To read something and then have it gone is not that odd of an experience for those of us who grew up and aged reading newspapers and magazines. They were here one day and gone the next. Which is why our mother’s would leave us articles clipped from the paper and we would find them years later in the junk drawer:)
I agree with your point about Twitter. I’m there because I feel like I need to be there, but sometimes I read a conversation or a post hours later, and wonder if by then it’s too late to comment. There’s no deep conversation possible, like there is on a blog post.
I love Jill’s comment about the permanence of paper, and the impermanence (*despite the Great Archive of Everything that is located Somewhere) of the internet. I’m also a book person. And a paper person, when I take notes. I wonder if all of these things are connected?

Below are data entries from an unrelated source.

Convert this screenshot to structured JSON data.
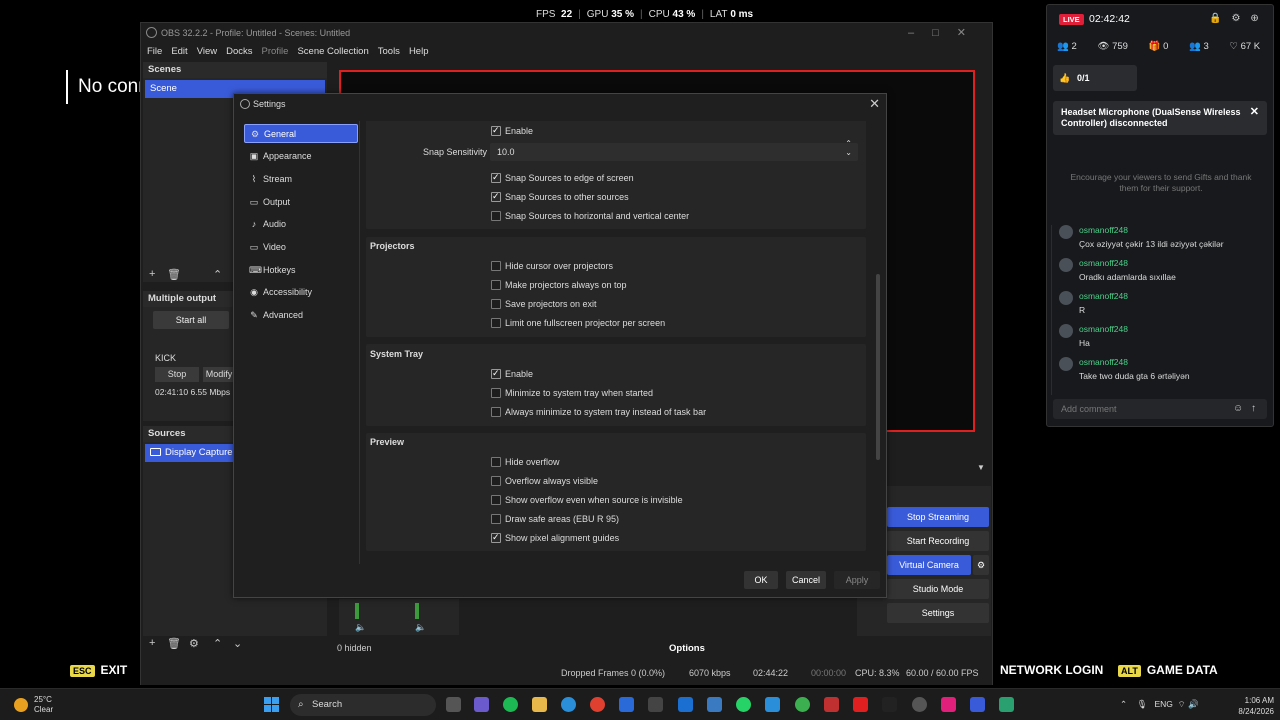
{
  "top_stats": {
    "fps_label": "FPS",
    "fps": "22",
    "gpu_label": "GPU",
    "gpu": "35 %",
    "cpu_label": "CPU",
    "cpu": "43 %",
    "lat_label": "LAT",
    "lat": "0 ms"
  },
  "overlay_left_text": "No connection",
  "obs": {
    "title": "OBS 32.2.2 - Profile: Untitled - Scenes: Untitled",
    "menu": [
      "File",
      "Edit",
      "View",
      "Docks",
      "Profile",
      "Scene Collection",
      "Tools",
      "Help"
    ],
    "scenes_header": "Scenes",
    "scene_item": "Scene",
    "multiple_output_header": "Multiple output",
    "start_all": "Start all",
    "kick_label": "KICK",
    "stop_label": "Stop",
    "modify_label": "Modify",
    "kick_stats": "02:41:10  6.55 Mbps",
    "sources_header": "Sources",
    "source_item": "Display Capture",
    "controls": {
      "stop_streaming": "Stop Streaming",
      "start_recording": "Start Recording",
      "virtual_camera": "Virtual Camera",
      "studio_mode": "Studio Mode",
      "settings": "Settings"
    },
    "hidden_label": "0 hidden",
    "options_label": "Options",
    "status": {
      "dropped": "Dropped Frames 0 (0.0%)",
      "kbps": "6070 kbps",
      "stream_time": "02:44:22",
      "rec_time": "00:00:00",
      "cpu": "CPU: 8.3%",
      "fps": "60.00 / 60.00 FPS"
    }
  },
  "hud": {
    "esc_key": "ESC",
    "exit_label": "EXIT",
    "network_login": "NETWORK LOGIN",
    "alt_key": "ALT",
    "game_data": "GAME DATA"
  },
  "chat": {
    "live_badge": "LIVE",
    "live_time": "02:42:42",
    "stats": [
      "2",
      "759",
      "0",
      "3",
      "67 K"
    ],
    "goal": "0/1",
    "notification": "Headset Microphone (DualSense Wireless Controller) disconnected",
    "encourage": "Encourage your viewers to send Gifts and thank them for their support.",
    "messages": [
      {
        "user": "osmanoff248",
        "text": "Çox əziyyət çəkir 13 ildi əziyyət çəkilər"
      },
      {
        "user": "osmanoff248",
        "text": "Oradkı adamlarda sıxıllae"
      },
      {
        "user": "osmanoff248",
        "text": "R"
      },
      {
        "user": "osmanoff248",
        "text": "Ha"
      },
      {
        "user": "osmanoff248",
        "text": "Take two duda gta 6 ərtəliyən"
      }
    ],
    "add_comment_placeholder": "Add comment"
  },
  "settings": {
    "title": "Settings",
    "nav": [
      "General",
      "Appearance",
      "Stream",
      "Output",
      "Audio",
      "Video",
      "Hotkeys",
      "Accessibility",
      "Advanced"
    ],
    "active_nav": "General",
    "snapping": {
      "enable": "Enable",
      "sensitivity_label": "Snap Sensitivity",
      "sensitivity_value": "10.0",
      "edge": "Snap Sources to edge of screen",
      "other": "Snap Sources to other sources",
      "center": "Snap Sources to horizontal and vertical center"
    },
    "projectors": {
      "title": "Projectors",
      "hide_cursor": "Hide cursor over projectors",
      "always_on_top": "Make projectors always on top",
      "save_on_exit": "Save projectors on exit",
      "limit_one": "Limit one fullscreen projector per screen"
    },
    "system_tray": {
      "title": "System Tray",
      "enable": "Enable",
      "minimize_started": "Minimize to system tray when started",
      "always_minimize": "Always minimize to system tray instead of task bar"
    },
    "preview": {
      "title": "Preview",
      "hide_overflow": "Hide overflow",
      "overflow_visible": "Overflow always visible",
      "overflow_invisible": "Show overflow even when source is invisible",
      "safe_areas": "Draw safe areas (EBU R 95)",
      "pixel_guides": "Show pixel alignment guides"
    },
    "ok": "OK",
    "cancel": "Cancel",
    "apply": "Apply"
  },
  "taskbar": {
    "temp": "25°C",
    "weather": "Clear",
    "search": "Search",
    "lang": "ENG",
    "time": "1:06 AM",
    "date": "8/24/2026"
  },
  "colors": {
    "accent": "#3a5bd9",
    "live": "#e0203a",
    "chat_user": "#4cd08a",
    "preview_border": "#e02020"
  }
}
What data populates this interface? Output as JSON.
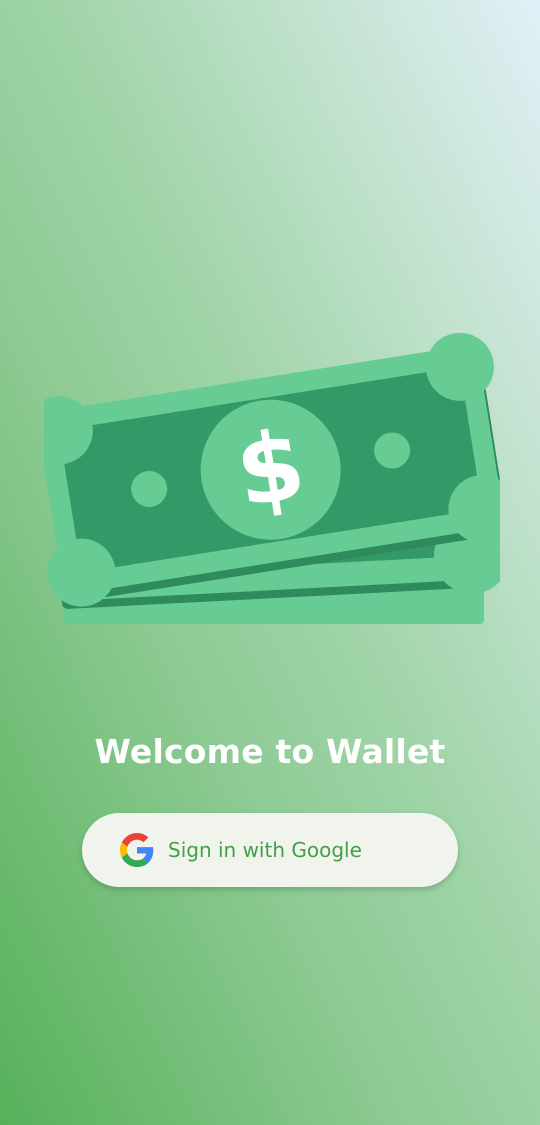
{
  "colors": {
    "bill_light": "#66cc94",
    "bill_dark": "#339966",
    "title_text": "#ffffff",
    "button_background": "#f1f4ec",
    "button_text": "#43a047"
  },
  "hero": {
    "icon": "money-bills-icon",
    "symbol": "$"
  },
  "welcome": {
    "title": "Welcome to Wallet"
  },
  "signin": {
    "icon": "google-icon",
    "label": "Sign in with Google"
  }
}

I have a need for permanence, I guess. Too much in life is fleeting. Even when people don’t delete a blog, but leave it without saying why, I wonder. Where did they go? And why didn’t they say goodbye?
There’d be a therapy session in here somewhere, I’m sure, if I had a therapist. 😉
I was having difficulty understanding your POV until the part when you wrote about going back to posts long after they were written. I get this now. Nancy (of blessed memory) once wrote a post about how she dealt with her husband and stuff that had to be done after a baby was on the scene. I must have read that post 1,000 times and try to heed her words when dealing with my own husband and the fact that he must be following some sort of religious mandate that trash (fruit pits, plastic cups, dirty plates) cannot be thrown in the trash can and must instead be left ALL OVER MY HOUSE!!!!
Or maybe he’s just caught up in the moment with the baby. This could go either way…
I like taking pictures, but don’t much. I like to live in the moment and take it all in, but I do go back later in my mind and play it over a bunch of times. I remember it better that way. I do that to with posts. I read them, read them over and might wait a couple days to comment. Even if someone deletes their blog, if I read something that touched me, it will be with me in some way forever.
Yes, and I have obviously been mulling on this one, too.
In my last response I made a comparison with books I knew I wouldn’t read again, but as soon as I posted the commented I thought, “That’s a really poor comparison.” For a start, even books I don’t think I’ll read again have an ending. Secondly, even though the reality is I’ll never read most of the books I read a second time, the option is open a hell of a lot wider than with a deleted blog, which is pretty much gone.
I’m still not 100% sure of my answer. I guess if the blog is going to be deleted (and I know it), I would need it to be much more entertaining in the short term to make up for the lack of relationship.
Entertaining OR useful or meaningful or otherwise memorable in some way.